Random matrix theory has proven useful in a wide range of disciplines, including condensed matter physics, high dimensional statistics, number theory, and network theory. The utility of random matrices lies in the universality of their eigenvalue and eigenvector statistics for very large matrices. This phenomenon depends only on the underlying symmetry and is independent of the law of individual entries. This research project aims to broaden understanding of the universality phenomenon of random matrices and to develop new tools and techniques for more applications of random matrix theory.

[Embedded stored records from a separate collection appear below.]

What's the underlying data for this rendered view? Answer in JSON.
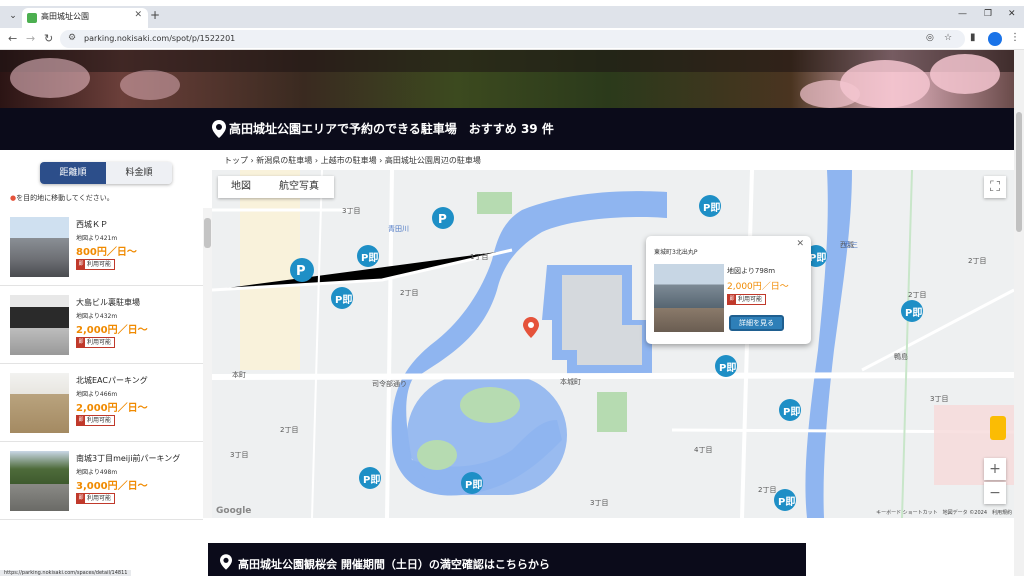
{
  "browser": {
    "tab_title": "高田城址公園",
    "url": "parking.nokisaki.com/spot/p/1522201"
  },
  "header": {
    "area_title": "高田城址公園エリアで予約のできる駐車場　おすすめ 39 件"
  },
  "sort": {
    "distance_label": "距離順",
    "price_label": "料金順"
  },
  "hint": "を目的地に移動してください。",
  "breadcrumb": "トップ › 新潟県の駐車場 › 上越市の駐車場 › 高田城址公園周辺の駐車場",
  "lots": [
    {
      "name": "西城ＫＰ",
      "distance": "地図より421m",
      "price": "800円／日〜",
      "badge": "利用可能"
    },
    {
      "name": "大島ビル裏駐車場",
      "distance": "地図より432m",
      "price": "2,000円／日〜",
      "badge": "利用可能"
    },
    {
      "name": "北城EACパーキング",
      "distance": "地図より466m",
      "price": "2,000円／日〜",
      "badge": "利用可能"
    },
    {
      "name": "南城3丁目meiji前パーキング",
      "distance": "地図より498m",
      "price": "3,000円／日〜",
      "badge": "利用可能"
    }
  ],
  "map": {
    "tab_map": "地図",
    "tab_aerial": "航空写真",
    "attribution": "キーボード ショートカット　地図データ ©2024　利用規約",
    "google": "Google",
    "labels": [
      "3丁目",
      "1丁目",
      "2丁目",
      "本城町",
      "司令部通り",
      "本町",
      "鴨島",
      "西城",
      "2丁目",
      "3丁目",
      "4丁目",
      "2丁目",
      "3丁目",
      "青田川",
      "西三",
      "2丁目",
      "3丁目",
      "2丁目"
    ],
    "popup": {
      "title": "東城町3北出丸P",
      "distance": "地図より798m",
      "price": "2,000円／日〜",
      "badge": "利用可能",
      "button": "詳細を見る"
    }
  },
  "bottom": {
    "title": "高田城址公園観桜会 開催期間（土日）の満空確認はこちらから"
  },
  "status_url": "https://parking.nokisaki.com/spaces/detail/14811",
  "colors": {
    "accent_blue": "#2c4e8a",
    "price_orange": "#f08a00",
    "badge_red": "#c0392b",
    "pin_blue": "#1e8fc6"
  }
}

The project will explore two research directions related to random matrix theory. In the first direction, the project aims to understand the spectral properties of adjacency matrices of random d-regular graphs. The sparsity and dependency among entries make the analysis of such models more challenging than that for Wigner-type random matrices. The investigator and collaborators previously proved the universality of the local spectral statistics for sparse random graphs with growing degrees. The project's goal is to understand the local statistics of random d-regular graphs with fixed degree, particularly the fluctuations of extreme eigenvalues of random d-regular graphs. This will provide insights for the universality phenomenon for extremely sparse systems and is expected to have applications in theoretical computer science. In the second direction, the investigator aims to study statistical learning models, such as deep neural networks and tensor models. Even though these models are built out of random matrices and random tensors, the powerful machinery of random matrix theory has so far found limited success in studying them, due to the nonlinearity. This project seeks to develop random matrix theory to incorporate nonlinearity and open the door for more applications of random matrix theory to statistical learning.
This award reflects NSF's statutory mission and has been deemed worthy of support through evaluation using the Foundation's intellectual merit and broader impacts review criteria.